LIEBLINGSSPIELER von Mathias Klappenbach : LIEBLINGSSPIELER von Mathias Klappenbach

Gleich wird Tranquillo Barnetta stürzen. Zumindest wirkt es oft so, wenn der Mittelfeldspieler von Bayer Leverkusen leicht nach vorne gebeugt an der Außenlinie entlangsprintet. „Er ist sehr schnell und dribbelt vertikal“, sagt sein Trainer Jupp Heynckes. Nicht viele Spieler suchen die Eins-gegen-eins-Situationen geradezu, und noch weniger haben in höchstem Tempo so einen Blick für die Mitspieler wie der Schweizer Nationalspieler – trotz des leicht gesenkten Kopfs und des scheinbar einzig auf den Ball gerichteten Blicks.

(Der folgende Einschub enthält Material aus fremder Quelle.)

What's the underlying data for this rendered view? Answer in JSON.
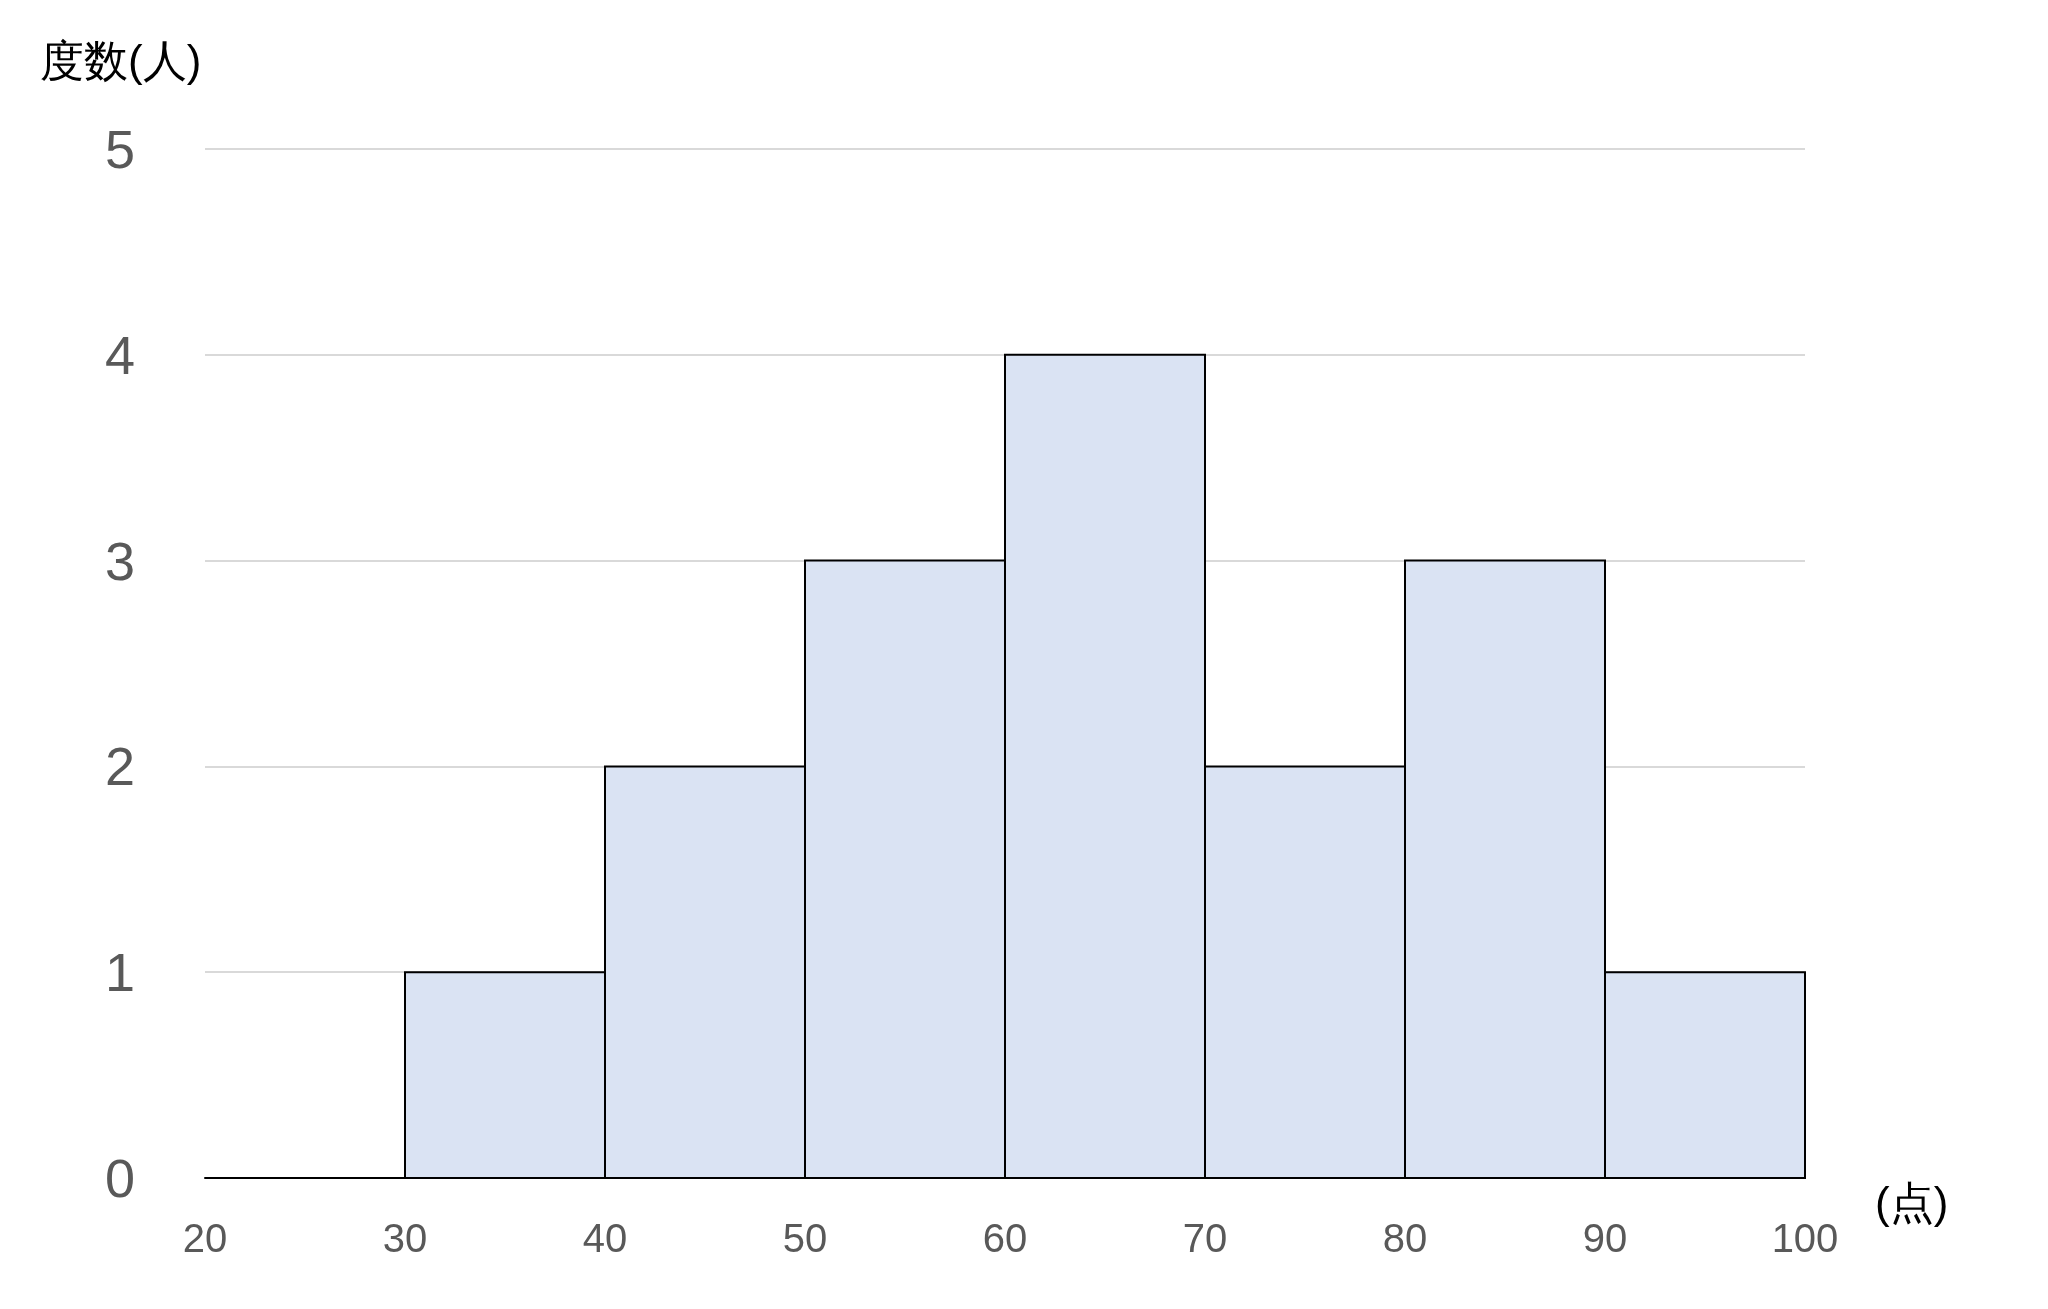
{
  "chart_data": {
    "type": "histogram",
    "ylabel": "度数(人)",
    "xlabel": "(点)",
    "bins": [
      20,
      30,
      40,
      50,
      60,
      70,
      80,
      90,
      100
    ],
    "values": [
      0,
      1,
      2,
      3,
      4,
      2,
      3,
      1
    ],
    "color": "#dae3f3",
    "xlim": [
      20,
      100
    ],
    "xticks": [
      20,
      30,
      40,
      50,
      60,
      70,
      80,
      90,
      100
    ],
    "ylim": [
      0,
      5
    ],
    "yticks": [
      0,
      1,
      2,
      3,
      4,
      5
    ],
    "grid": "y"
  }
}
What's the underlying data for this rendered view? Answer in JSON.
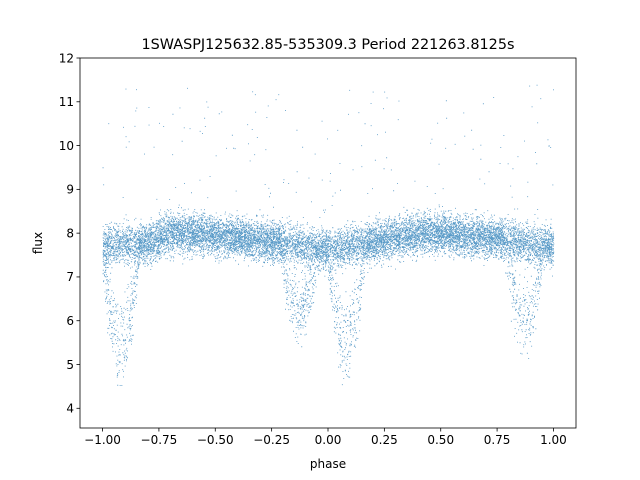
{
  "chart_data": {
    "type": "scatter",
    "title": "1SWASPJ125632.85-535309.3 Period 221263.8125s",
    "xlabel": "phase",
    "ylabel": "flux",
    "xlim": [
      -1.1,
      1.1
    ],
    "ylim": [
      3.55,
      12.0
    ],
    "xticks": [
      -1.0,
      -0.75,
      -0.5,
      -0.25,
      0.0,
      0.25,
      0.5,
      0.75,
      1.0
    ],
    "xtick_labels": [
      "−1.00",
      "−0.75",
      "−0.50",
      "−0.25",
      "0.00",
      "0.25",
      "0.50",
      "0.75",
      "1.00"
    ],
    "yticks": [
      4,
      5,
      6,
      7,
      8,
      9,
      10,
      11,
      12
    ],
    "ytick_labels": [
      "4",
      "5",
      "6",
      "7",
      "8",
      "9",
      "10",
      "11",
      "12"
    ],
    "grid": false,
    "marker_color": "#1f77b4",
    "series": [
      {
        "light_curve_profile": {
          "phase": [
            -1.0,
            -0.95,
            -0.9,
            -0.85,
            -0.8,
            -0.75,
            -0.7,
            -0.6,
            -0.5,
            -0.4,
            -0.3,
            -0.2,
            -0.15,
            -0.1,
            -0.05,
            0.0,
            0.05,
            0.1,
            0.15,
            0.2,
            0.3,
            0.4,
            0.5,
            0.6,
            0.7,
            0.8,
            0.85,
            0.9,
            0.95,
            1.0
          ],
          "flux_baseline": [
            7.7,
            7.75,
            7.75,
            7.75,
            7.8,
            7.9,
            8.0,
            8.0,
            7.95,
            7.9,
            7.85,
            7.8,
            7.75,
            7.7,
            7.65,
            7.65,
            7.65,
            7.7,
            7.75,
            7.8,
            7.9,
            8.0,
            8.0,
            7.95,
            7.9,
            7.85,
            7.8,
            7.75,
            7.7,
            7.7
          ],
          "eclipse_phases": [
            -0.92,
            -0.13,
            0.08,
            0.87
          ],
          "eclipse_min_flux": [
            5.0,
            5.9,
            5.0,
            5.6
          ]
        }
      }
    ]
  }
}
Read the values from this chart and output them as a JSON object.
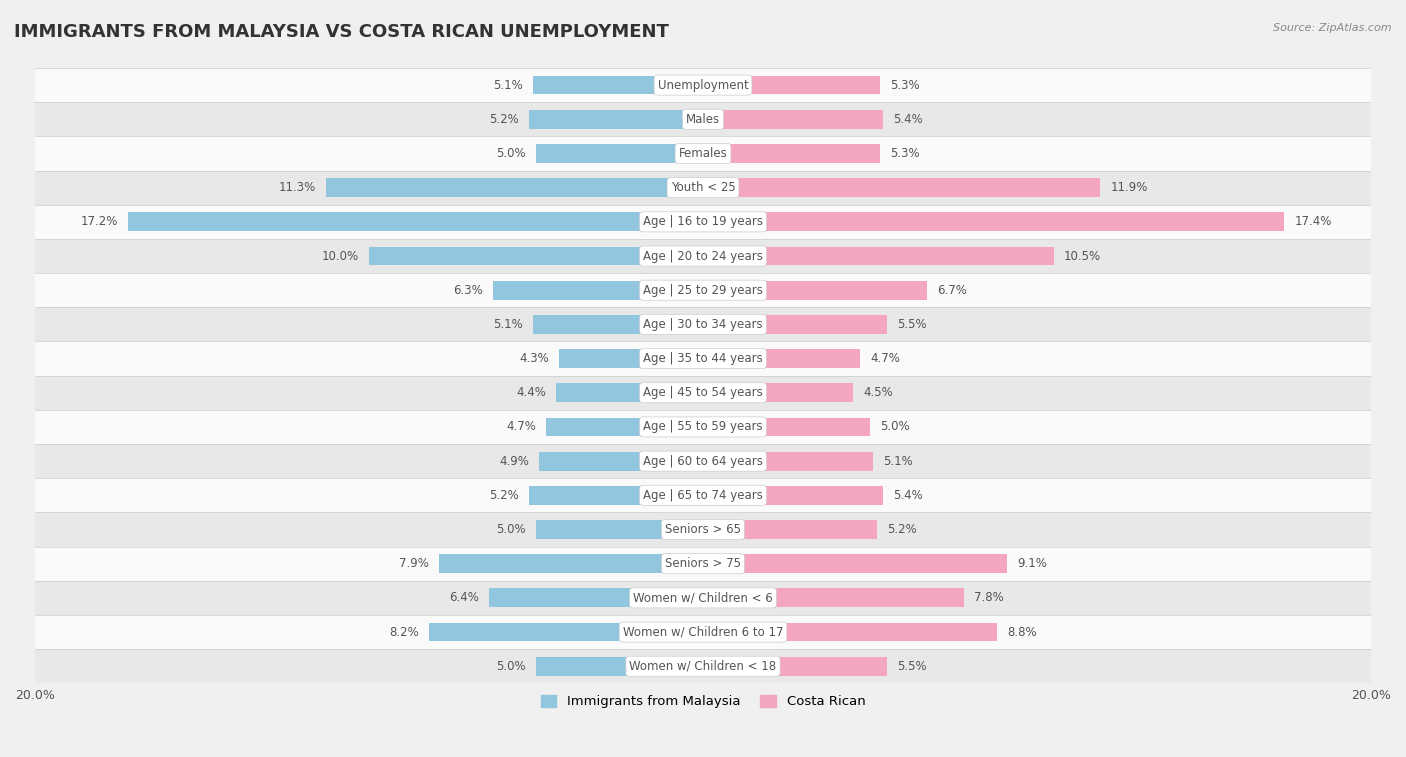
{
  "title": "IMMIGRANTS FROM MALAYSIA VS COSTA RICAN UNEMPLOYMENT",
  "source": "Source: ZipAtlas.com",
  "categories": [
    "Unemployment",
    "Males",
    "Females",
    "Youth < 25",
    "Age | 16 to 19 years",
    "Age | 20 to 24 years",
    "Age | 25 to 29 years",
    "Age | 30 to 34 years",
    "Age | 35 to 44 years",
    "Age | 45 to 54 years",
    "Age | 55 to 59 years",
    "Age | 60 to 64 years",
    "Age | 65 to 74 years",
    "Seniors > 65",
    "Seniors > 75",
    "Women w/ Children < 6",
    "Women w/ Children 6 to 17",
    "Women w/ Children < 18"
  ],
  "malaysia_values": [
    5.1,
    5.2,
    5.0,
    11.3,
    17.2,
    10.0,
    6.3,
    5.1,
    4.3,
    4.4,
    4.7,
    4.9,
    5.2,
    5.0,
    7.9,
    6.4,
    8.2,
    5.0
  ],
  "costarican_values": [
    5.3,
    5.4,
    5.3,
    11.9,
    17.4,
    10.5,
    6.7,
    5.5,
    4.7,
    4.5,
    5.0,
    5.1,
    5.4,
    5.2,
    9.1,
    7.8,
    8.8,
    5.5
  ],
  "malaysia_color": "#92c5de",
  "costarican_color": "#f4a6be",
  "bar_height": 0.55,
  "xlim": 20.0,
  "background_color": "#f0f0f0",
  "row_colors": [
    "#fafafa",
    "#e8e8e8"
  ],
  "legend_malaysia": "Immigrants from Malaysia",
  "legend_costarican": "Costa Rican",
  "title_fontsize": 13,
  "label_fontsize": 8.5,
  "value_fontsize": 8.5,
  "pill_color": "#ffffff",
  "pill_text_color": "#555555"
}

Die Geschwindigkeit des Spiels nimmt immer zu, wenn Barnetta an den Ball kommt, egal, ob er nun selbst nach vorne stürmt oder seine Kollegen mit anspruchsvollen Tempo-Zuspielen in Szene setzen will. Heynckes hat dem 25-Jährigen in den vergangenen eineinhalb Jahren beigebracht, seine Kräfte etwas besser zu dosieren, trotzdem wurde er in den bisherigen elf Bundesligaspielen achtmal in der Schlussviertelstunde ausgewechselt. In der Startelf ist er immer. Die Power Barnettas steht im Gegensatz zu seiner Art außerhalb des Platzes, die wahlweise als ruhig oder langweilig empfunden wird. Auf dem Platz drängt es ihn zum Tor, gerne zieht er von der Außenbahn – egal, ob rechts oder links – in die Mitte und sucht den Abschluss. Barnetta hat einen guten Schuss und versucht es oft, doch ist er ein Meister im Knapp-vorbei-Schießen. Würde er öfter treffen, wäre er wohl schon nicht mehr bei Bayer Leverkusen unter Vertrag. Richtig torgefährlich sind dafür seine Freistöße und Ecken, die in einer kaum zu verteidigenden Flugkurve genau auf den Kopf des Mitspielers kommen.